As you FaceTime with your little grandkids, you marvel at their joy as they show off their latest artwork full of blooming flowers. In a word, they’re bursting with hope. If only you could be too. Well, they’re children, you tell yourself. It’s harder for stressed adults to look on the sunny side. Though we’re all experiencing somewhat of a “hope deficit” during these challenging times, it is possible to both cultivate this positive mindset and use it as a springboard to a brighter future.
“Hope is simply the ability to envision and believe in a joyful future,” reveals Denise Larsen, PhD, director of Hope Studies Central at the University of Alberta. “Research shows that when we make the decision to hope, we’re more likely to behave as if good things will happen and engage in trying to make them happen.” In fact, studies show that hopefulness is one of the best predictors of our ability to overcome challenges.
Even more important, hope is uniquely qualified to help us through the unprecedented stress we’re all facing. “We’re optimistic when the likelihood of a positive outcome is high,” says Larsen. “In a way, it’s easy to be optimistic. But when the future is unknown, we talk in the language of hope — it acknowledges uncertainty.”
Simply put, hope is incredibly powerful because it isn’t wishful thinking, it’s active thinking, spurring us to move forward and solve problems. Just read on to learn how to spark this energizing, empowering, peace-giving mindset.
Call on your hope hero.
The sun rays streaming through your window would normally brighten your mood, but today they cast a harsh spotlight on the unfinished résumé on your kitchen table. Feeling powerless over a daunting job search, you watch your motivation ebb. “Helplessness and despair immobilize us,” says Larsen. “It’s hard to act because we start to believe that no matter what we do, it just won’t make a difference.”
When you feel despair creep in, simply reach out to someone who shows hopefulness in their life. “The more we see hope in others, the easier it is to access in ourselves,” says Larsen. “Let them know you’re struggling; the simple act of being heard is powerful.”
If you can’t find someone, do the next best thing: Watch your favorite hope-filled film, urges hope researcher Chan Hellman, Ph.D. “Focus on the characters’ agency, or how they plan ahead,” he says, using Good Will Hunting as an example. “When we identify with a character who’s overcome adversity, this ‘hope modeling’ increases our confidence to change our own future.”
Look for tiny glimmers of good.
You were devastated when your big anniversary trip had to be canceled, and now, you can’t shake the blues. “First, acknowledge that, yes, you are sad — otherwise hope becomes disconnected from reality,” says Larsen, explaining that depression is a kind of blindfold keeping light out, but this darkness is temporary. “In fact, people who are depressed often say that they just can’t ‘see’ hope.”
To instantly lift your spirits, try on hope-colored glasses by looking for “glimmers” of good. “Take a walk and notice where hope appears to you, aiming for about 10 small things — from a new flower blooming in your garden to listening to birds chirping, that pinprick of light is where hope grows,” says Larsen. “My students have even said that traffic signs are emblems of hope because they symbolize moving forward.” We can literally train ourselves to see the positive, joyful things around us, until it’s the only thing we see.
Create a “bliss collage.”
While you’ve been an empty-nester for a few years, you never truly felt like one until your youngest child recently moved to the opposite coast.

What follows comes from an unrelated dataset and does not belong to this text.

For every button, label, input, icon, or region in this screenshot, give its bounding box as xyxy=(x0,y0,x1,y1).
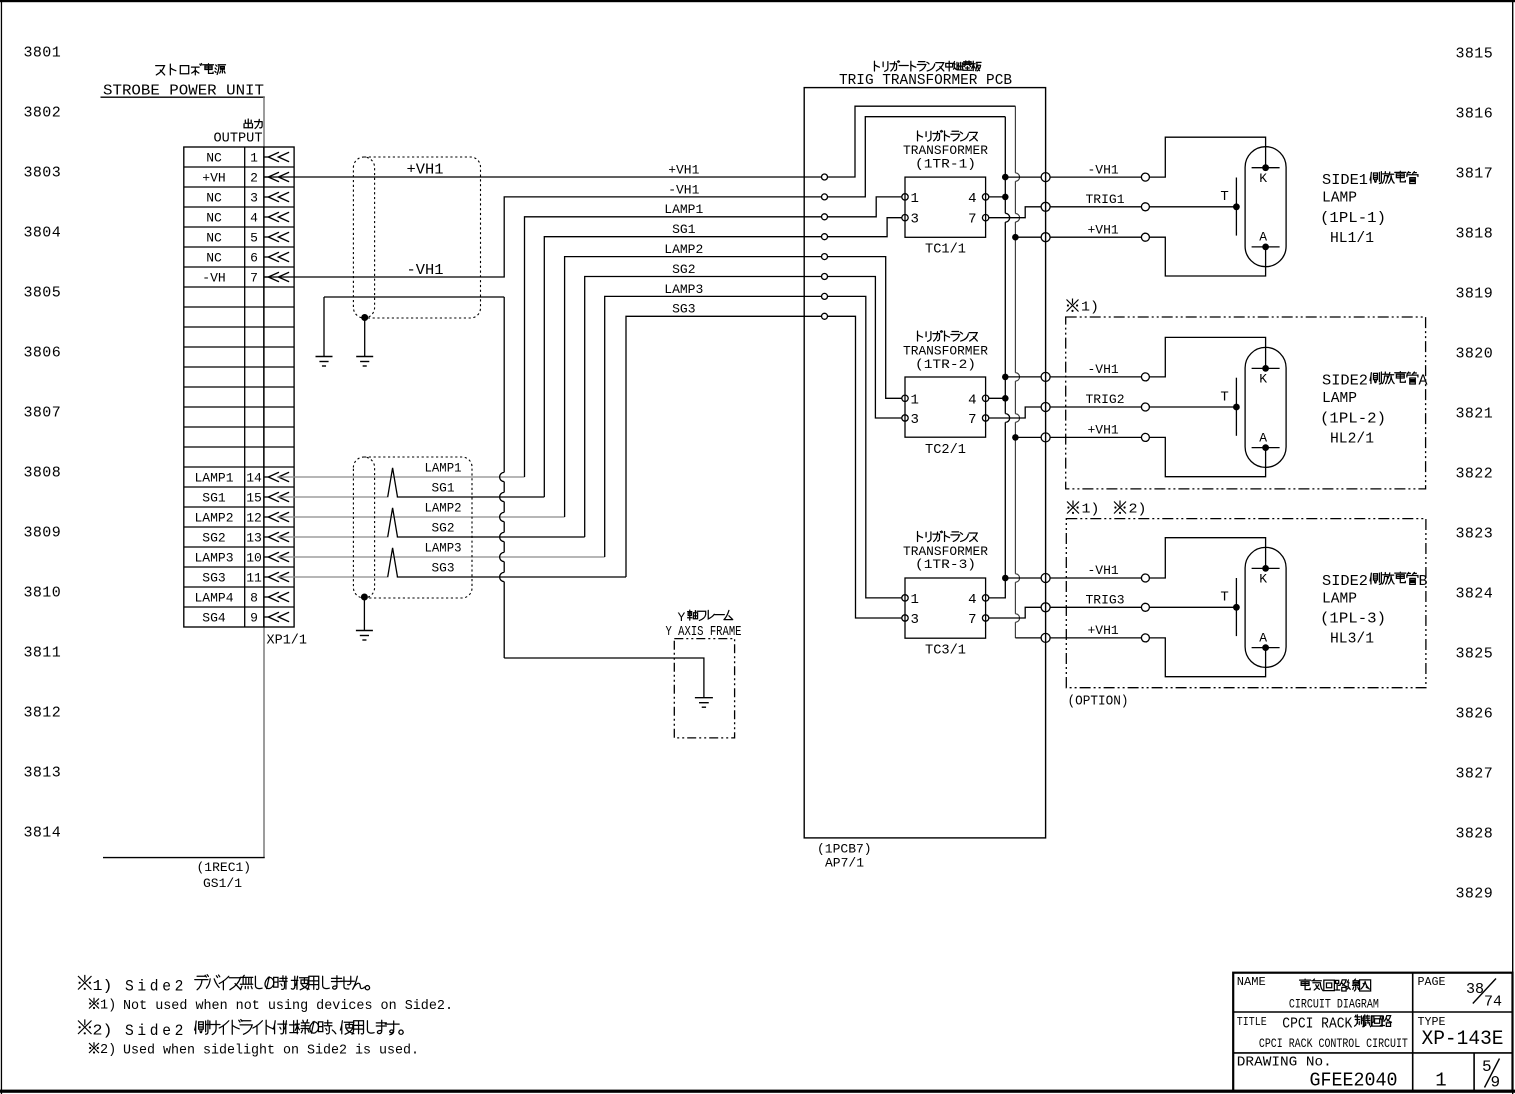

Feeling isolated and a bit disoriented, you’re not sure how to fill this void. “One of the best ways to enhance hope is by spending time with others,” notes Larsen. “Whereas, loneliness threatens our sense of a positive future.”
Getting in touch with ourselves is often the first step to feeling more connected to others. Simply look for images of what hope means to you in the past, present, and future — from a baby photo of your now-adult daughter to a snap of the butterfly in your garden this morning to the pic of the puppy you’d like to adopt.
Put these images together in a “hope collage,” and ask a loved one to do the same so you can share yours with each other, suggests Larsen. Not only does this ward off loneliness by reminding you what hope looks like to you and how deep it goes, it also brings you closer to loved ones. When we see someone’s hopes, we see who they are.
Tap into the power of faith.
It may be the middle of summer, but your thoughts are already racing toward fall. Could there be a second wave of illness? Will my finances recover? “While hope invites us to imagine what’s possible and good, fear makes us envision a future we don’t want to be part of,” says Larsen. “That’s why fear is actually considered the opposite of hope.”
One of the best ways to quell fear and cue hope is through spirituality and support. “I think of hope as the deep conviction that all will work out someday,” says pastor Max Lucado, author of Anxious for Nothing ($11.99, Amazon). “Leaning on God, or a higher power, to help carry our worry frees us from the stress of uncertainty so we have the heart-space to believe good things will come.”
Also effective: List the blessings you have in your life right now. Gratitude can propel you to make an action plan, such as creating a small network of three to five people that you try to give hope to during difficult times, says Lucado. “Both tapping into our faith and offering to support others defies fear by showing us that we’re never alone!”